Renesas Electronics Creates Self-Driving Car
【Summary】An electronics company has created a self-driving car to showcase its wares.
Renesas Electronics has built a prototype for a fully autonomous car.
The prototype uses the company's semiconductors as part of the control system.
The Japan-based company is positioning the prototype as a demonstrator, as it looks to sell its semiconductors and other components to automakers.
It demonstrated the self-driving prototype on a test track at the 2017 Consumer Electronics Show in Las Vegas, which successfully closed last week.
The test track is about 300 meters long, with traffic lights and other obstacles set up. Some of the rides were being given to engineers who work for Renesas Electronics.
Renesas has worked with software programmers from both the U.S. and Europe on the control software and plans to continue to do so going forward.
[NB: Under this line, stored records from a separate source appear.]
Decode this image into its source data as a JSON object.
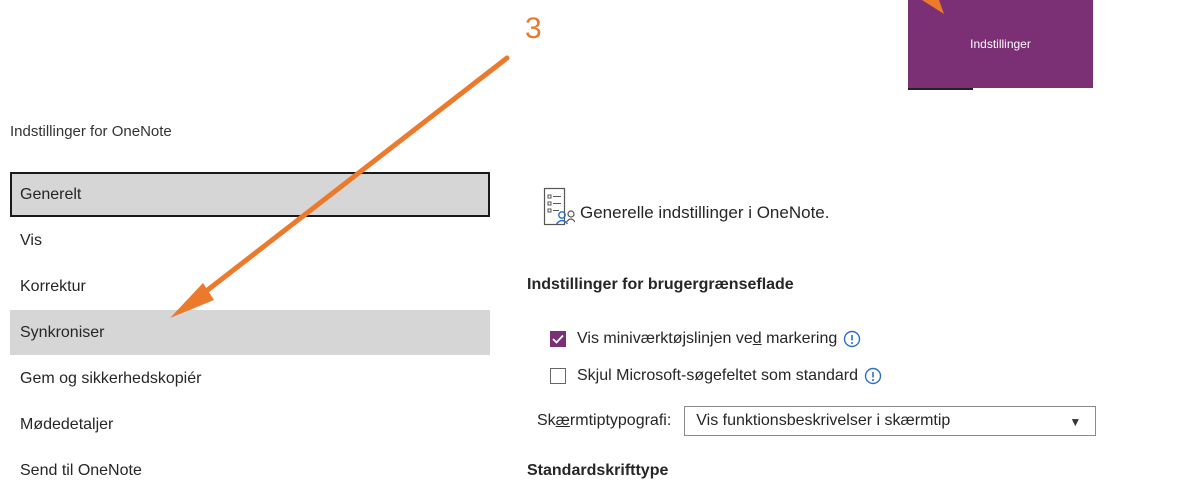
{
  "ribbon": {
    "settings_button_label": "Indstillinger"
  },
  "annotation": {
    "step_number": "3",
    "arrow_color": "#ec7a2c"
  },
  "dialog": {
    "title": "Indstillinger for OneNote"
  },
  "nav": {
    "items": [
      {
        "label": "Generelt",
        "state": "selected"
      },
      {
        "label": "Vis",
        "state": "normal"
      },
      {
        "label": "Korrektur",
        "state": "normal"
      },
      {
        "label": "Synkroniser",
        "state": "hovered"
      },
      {
        "label": "Gem og sikkerhedskopiér",
        "state": "normal"
      },
      {
        "label": "Mødedetaljer",
        "state": "normal"
      },
      {
        "label": "Send til OneNote",
        "state": "normal"
      }
    ]
  },
  "pane": {
    "heading": "Generelle indstillinger i OneNote.",
    "heading_icon": "general-settings-icon",
    "ui_options_heading": "Indstillinger for brugergrænseflade",
    "options": [
      {
        "label_pre": "Vis miniværktøjslinjen ve",
        "label_mnemonic": "d",
        "label_post": " markering",
        "checked": true
      },
      {
        "label": "Skjul Microsoft-søgefeltet som standard",
        "checked": false
      }
    ],
    "screentip": {
      "label_pre": "Sk",
      "label_mnemonic": "æ",
      "label_post": "rmtiptypografi:",
      "value": "Vis funktionsbeskrivelser i skærmtip"
    },
    "default_font_heading": "Standardskrifttype"
  },
  "colors": {
    "accent": "#7b2f74",
    "annotation": "#ec7a2c",
    "info": "#2b6fc4"
  }
}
The company is based in Tokyo, and it hopes its automotive experience can help it outduel well-known American competitors such as Intel and Qualcomm. It may have a leg up due to its automotive experience, since chips used in automotive applications need to be extra-durable. A supplier with previous automotive experience should have an easier time meeting that standard.
This is one more small step towards larger adoption of autonomous driving, since it shows that a self-driving car can be built on currently available software and hardware, but there's still a long way for automakers and suppliers to go before it becomes a reality.
Renesas' system uses radar to help the vehicle navigate around obstacles. According to the company, radar is more useful than cameras or lidar when it comes to guiding self-driving cars because it is less impacted by external environmental conditions, although their test car is equipped with lidar, cameras, and GPS software.
"It can be used by Tier 1s and OEMs to immediately prototype their functions in an embedded automotive ECU," said Renesas of its system. "It shortens time to market by enabling system developers to verify and integrate software easily on the prototype ECU designed to deliver a track to mass production vehicles."
Smartphone device maker Blackberry helped Renesas by providing the operating system and platform, and luxury automaker Lincoln – a division of Ford – provided a 2017 Lincoln MKZ as the test model.
"The collaboration with Renesas supports BlackBerry's mission to accelerate the commercial realization of connected and autonomous driving vehicles by developing production-ready software independently and in collaboration with partners," said John Wall, senior vice president and head of BlackBerry QNX.
"Autonomous vehicle development teams face significant challenges in transitioning from research and development to systems that meet automotive power, safety, and quality standards in a real-world environment," said Amrit Vivekanand, vice president of the Automotive business unit at Renesas Electronics America. "Through this collaboration on the self-driving prototype, Renesas and BlackBerry QNX are providing the teams access to an open laboratory and real-world environment, enabling them to accelerate autonomous driving production adaptation by providing low power, certified functional safety hardware and software solutions."